In the library at Morrison Academic Advancement Center, where he substitute-teaches, Jobie Martin's delivery is as graceful, his timing as sharp, his voice as mellifluous as when he was hosting James Brown, Joe Louis and Mahalia Jackson in the 1970s, back when he was the first African American in Mississippi to host a commercial TV program.
"Here I am, 84 years old and never been sick, still working every day. I was married for 40 years. When my wife died with breast cancer six years ago, I sold all my property and went to the senior citizen home. My children didn't want me to go, but I said, 'Now look, I'm almost 80, that's where I'm supposed to be.' I stayed up there three months, smelling that liniment and Ben-Gay, and one morning the office lady came by and said, 'Mr. Martin, you know we lost two last night.' This was a 12-story building, a big place, I was living on the 10th floor, and I said, 'Well, I'll help you find them.' She said, 'I mean they died, Mr. Martin.' I called my daughter and said, Listen, send me a real estate agent over here quick,' and I bought me a condominium and left out of that nursing home running."
Mr. Martin played football for Jackson State when he was 35—older even than the head coach—and while he was running Jobie's Fried Chicken Restaurant, in the waning days of his broadcasting career, he was also teaching special education at Westside Junior High. More recently, he's had a scholarship named in his honor at Hinds Community College and picked up an L.T. Smith Lifetime Achievement Award from Phi Beta Sigma fraternity.
One Sunday in 1976 when I couldn't wait to get my teen-boy paws on the new album by—argh—Hall & Oates, Mr. Martin was kind enough to unlock the door to his record shop on Delta Drive and let me in.

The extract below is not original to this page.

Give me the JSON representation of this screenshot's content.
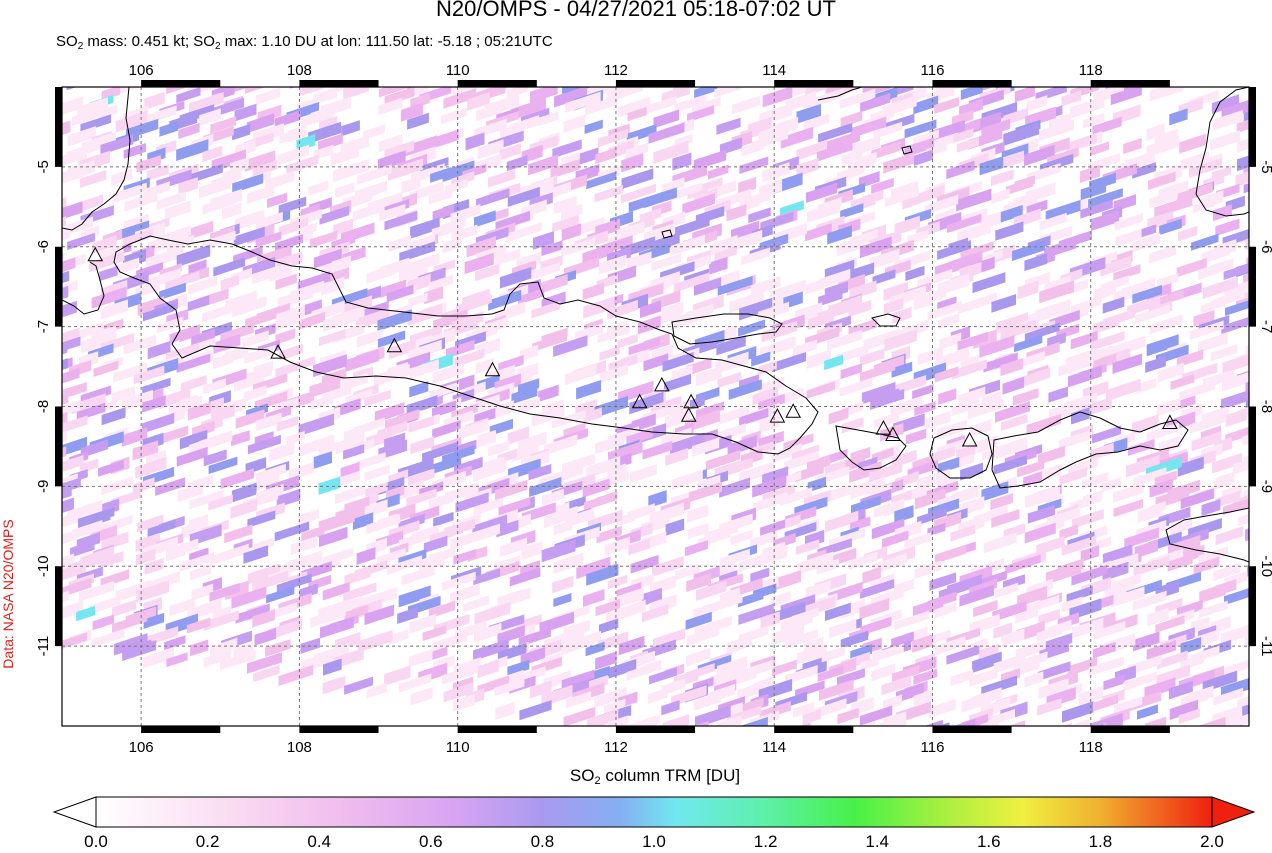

So when he tells me today—all tongue-in-cheek-like—that during World War II, while working as a mail clerk (in-between singing in the Army band and serving as a military-hospital pathologist's assistant), he ghost-wrote letters-from-home to read aloud to guys who weren't getting their fair share of mail, I laugh, but not like you do at a joke.
"My mother named me Job," Mr. Martin says. "She wanted me to have the patience of one of God's special people who had so much hard luck." He added the "ie" after his drill sergeant kept mispronouncing his name (you know, job with a little j). "But I'm ready to drop it now—to give my life to the Lord and try to be the man Job was. I wasn't ready when my mom named me, but I think I'm ready now."